What is your true desire for your life, and for your community? When was the last chance you had to think about this? The structures we operate within often muffle our dreams. Affirmative Art is a process in which people can express their deepest desires. This spring, a team of three artists (Eirik Trondsen, Marcus Christensen, and Claudia Paraschiv) went on a cross-country Affirmative Art tour in a van they call The Dream Machine, hosting workshops in communities to empower individual dreams, and collect them as a constellation of visions of purposeful lives.
People often make profound statements about their lives, and the larger society, when they do Affirmative Art. Though I have included some of their statements in this chronicle of the tour, their full stories are in their drawings.
In Madison, we didn’t have a set workshop time and place. We let our GPS navigate us to the center of town, located on a strip of land between Lake Mendota and Lake Monona. Students comprise almost one fifth of the city’s population of 250,000. We arrived on a Monday afternoon in mid-May, in the middle of university graduation celebrations. The downtown was bursting at its seams with freshly minted graduates and their families.
Along the main pedestrian walk we met George, who is homeless. He took us inside his favorite coffee shop, Espresso Royale, where he showed us a participatory public art project in which strangers wrote letters in a common notebook. He showed us to the back bulletin board, introducing us to his town and his favorite café. It felt like the public realm was flowing inside the café, where those without a home seemed welcome. Several of George’s friends have been all over the United States, and they all said that Madison was the best place to be homeless because “people showed compassion.” George and a couple other artists drew Affirmative Art pieces with Eirik at the café until it closed that evening. Meanwhile Marcus and I caught up with the ongoing documentation.
Tour stop 11: Courageous heArts in Minneapolis, Minnesota
Three years ago Lindsay Walz created Courageous heArts, a free and safe space for Minneapolis youth to create and find belonging. The Youth Council – the organization’s guiding board comprised of local high school students – determines the center’s programs, projects, and policies. A couple of board members joined the Affirmative Art workshop.

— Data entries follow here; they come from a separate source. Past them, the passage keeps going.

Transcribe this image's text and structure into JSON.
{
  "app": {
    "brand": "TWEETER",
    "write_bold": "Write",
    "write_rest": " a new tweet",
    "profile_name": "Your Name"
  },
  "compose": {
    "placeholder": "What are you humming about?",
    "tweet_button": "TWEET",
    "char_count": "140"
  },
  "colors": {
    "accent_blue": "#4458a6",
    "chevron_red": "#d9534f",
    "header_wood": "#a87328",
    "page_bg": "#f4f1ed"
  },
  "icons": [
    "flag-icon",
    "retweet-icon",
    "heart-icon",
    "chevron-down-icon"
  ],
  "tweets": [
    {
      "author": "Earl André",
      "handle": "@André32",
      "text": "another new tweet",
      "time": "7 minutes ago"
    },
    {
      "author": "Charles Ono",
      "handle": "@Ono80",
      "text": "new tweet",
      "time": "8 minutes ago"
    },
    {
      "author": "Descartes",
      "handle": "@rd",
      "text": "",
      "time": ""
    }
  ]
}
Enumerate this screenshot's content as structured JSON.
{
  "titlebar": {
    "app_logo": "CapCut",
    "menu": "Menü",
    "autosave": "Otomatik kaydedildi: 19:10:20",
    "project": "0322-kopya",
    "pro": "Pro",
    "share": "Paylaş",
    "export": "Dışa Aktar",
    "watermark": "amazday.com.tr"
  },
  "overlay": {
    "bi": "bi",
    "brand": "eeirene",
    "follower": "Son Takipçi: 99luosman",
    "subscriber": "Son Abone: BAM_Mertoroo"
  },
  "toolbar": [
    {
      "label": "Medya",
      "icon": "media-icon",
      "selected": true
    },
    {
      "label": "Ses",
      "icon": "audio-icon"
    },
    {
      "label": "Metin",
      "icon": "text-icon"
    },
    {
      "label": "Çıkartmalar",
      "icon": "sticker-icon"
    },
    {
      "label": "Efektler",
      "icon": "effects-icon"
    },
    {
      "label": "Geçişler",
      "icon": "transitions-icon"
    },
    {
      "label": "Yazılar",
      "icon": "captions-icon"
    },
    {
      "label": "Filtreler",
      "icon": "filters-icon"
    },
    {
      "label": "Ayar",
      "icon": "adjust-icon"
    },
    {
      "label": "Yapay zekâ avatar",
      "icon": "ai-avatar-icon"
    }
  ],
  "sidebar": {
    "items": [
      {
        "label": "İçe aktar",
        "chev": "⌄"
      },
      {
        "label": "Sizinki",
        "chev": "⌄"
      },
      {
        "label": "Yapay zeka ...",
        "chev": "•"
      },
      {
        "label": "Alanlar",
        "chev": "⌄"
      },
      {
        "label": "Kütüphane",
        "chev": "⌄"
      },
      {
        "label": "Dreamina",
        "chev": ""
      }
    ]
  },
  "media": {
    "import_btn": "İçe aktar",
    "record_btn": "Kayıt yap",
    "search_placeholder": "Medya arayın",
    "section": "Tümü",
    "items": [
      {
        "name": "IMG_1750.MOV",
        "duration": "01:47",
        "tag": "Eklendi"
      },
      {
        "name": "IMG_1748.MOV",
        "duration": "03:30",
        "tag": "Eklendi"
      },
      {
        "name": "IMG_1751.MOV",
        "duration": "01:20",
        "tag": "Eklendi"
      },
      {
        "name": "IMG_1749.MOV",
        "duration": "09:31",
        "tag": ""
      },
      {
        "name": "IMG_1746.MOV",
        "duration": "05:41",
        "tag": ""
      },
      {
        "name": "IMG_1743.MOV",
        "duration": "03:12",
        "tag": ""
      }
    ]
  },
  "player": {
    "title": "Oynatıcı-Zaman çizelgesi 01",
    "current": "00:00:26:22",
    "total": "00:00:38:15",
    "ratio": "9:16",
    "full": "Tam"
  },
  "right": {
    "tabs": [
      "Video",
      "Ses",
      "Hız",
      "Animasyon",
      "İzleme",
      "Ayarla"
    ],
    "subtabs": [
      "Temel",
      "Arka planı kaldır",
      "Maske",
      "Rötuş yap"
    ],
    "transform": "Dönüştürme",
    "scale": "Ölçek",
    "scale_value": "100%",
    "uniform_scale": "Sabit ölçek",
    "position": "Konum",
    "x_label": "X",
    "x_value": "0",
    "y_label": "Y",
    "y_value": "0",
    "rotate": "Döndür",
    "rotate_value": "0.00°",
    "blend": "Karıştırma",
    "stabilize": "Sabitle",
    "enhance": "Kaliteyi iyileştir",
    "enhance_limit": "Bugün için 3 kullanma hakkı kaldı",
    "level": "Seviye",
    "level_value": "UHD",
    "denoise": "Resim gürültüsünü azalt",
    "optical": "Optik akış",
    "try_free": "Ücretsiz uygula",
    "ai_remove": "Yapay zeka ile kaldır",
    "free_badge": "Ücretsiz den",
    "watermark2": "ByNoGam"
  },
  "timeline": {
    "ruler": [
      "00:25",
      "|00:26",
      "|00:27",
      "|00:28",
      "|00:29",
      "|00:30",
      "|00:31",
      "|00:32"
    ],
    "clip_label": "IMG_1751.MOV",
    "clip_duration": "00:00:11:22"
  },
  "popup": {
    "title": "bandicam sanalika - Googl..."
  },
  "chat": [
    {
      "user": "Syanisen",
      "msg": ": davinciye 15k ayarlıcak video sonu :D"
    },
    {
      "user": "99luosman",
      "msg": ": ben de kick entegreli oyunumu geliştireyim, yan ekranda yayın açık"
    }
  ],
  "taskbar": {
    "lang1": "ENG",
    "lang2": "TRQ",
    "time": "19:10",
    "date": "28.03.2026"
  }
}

Students of all ages participated in the decision of where to hold the workshop. We brought the tables outside because it was a beautiful day. We did not set up in the back parking lot, or along busy Cedar Avenue, but beneath a big tree on a side street, flanked by a mural on one side and the Dream Machine on the other. While in some workshops, participants’ dreams are influenced by their neighbor’s musings, at Courageous heArts each person strove for originality. The space was safe for all exploration. Later, as she drew her dream, Lindsay said she wanted to create more safe spaces for young people to express themselves.
Tour stop 12: JAM Art & Supplies in Sioux Falls, South Dakota
We didn’t have firm plans in Sioux Falls. We first stopped for some good enchiladas at Mama Lada’s, a friendly place where we met an Ethiopian woman who joked, “Eirik knows more about my country than I do!” Eirik has spent time living in a few different African countries. As they talked, she drew the Ethiopian flag on the Dream Machine representing the large Ethiopian Community in Sioux Falls.
When we walked into the local art supply store for more drawing paper, we found it to be part store, part gallery, and full social space. There we met local artists including Trish, who has her bright, dynamic work on exhibit in the attached gallery, after only beginning to paint two years ago. She served us lemon cake as we set up for a spontaneous workshop at JAM Art & Supplies. We spoke of making art as a coping mechanism, as a healthy “addiction.” Another artist, Sandra, who came in to browse and chat, joined us at the kid’s making table to draw dreams until the place closed. Then Sandra and Trish painted a Sioux Falls greeting on the Dream Machine: a magical buffalo in a pine forest.
Tour stop 13: Hope Center in Rapid City, South Dakota
The Hope Center, a Christian drop-in day space for the homeless, bases its work on relationships rather than programs. The Hope Center has few rules besides not showing up intoxicated. During the workshop we did there, Tanya Standing Soldier, one of the participants, selected the Hope Center as one of her three main sources of support. Leticia, who works there, said she was proud to have earned her degree. Like many of the participants, she is from the Lakota tribe.
I spent the day with Tanya and her husband, Donald Standing Soldier. Theirs is a great love story. Now married for seventeen years, they fell in love when Tanya was in high school and Donald was a gardener for her family, but they couldn’t marry until years later because her parents didn’t approve the match.
We learned deep listening: Marcus sat at the same table with a man named James for over an hour until James was comfortable enough to share. He drew a teepee on the Dream Machine, in the rain, as Marcus and Eirik held up plastic to protect him. Making teepees is his main craft.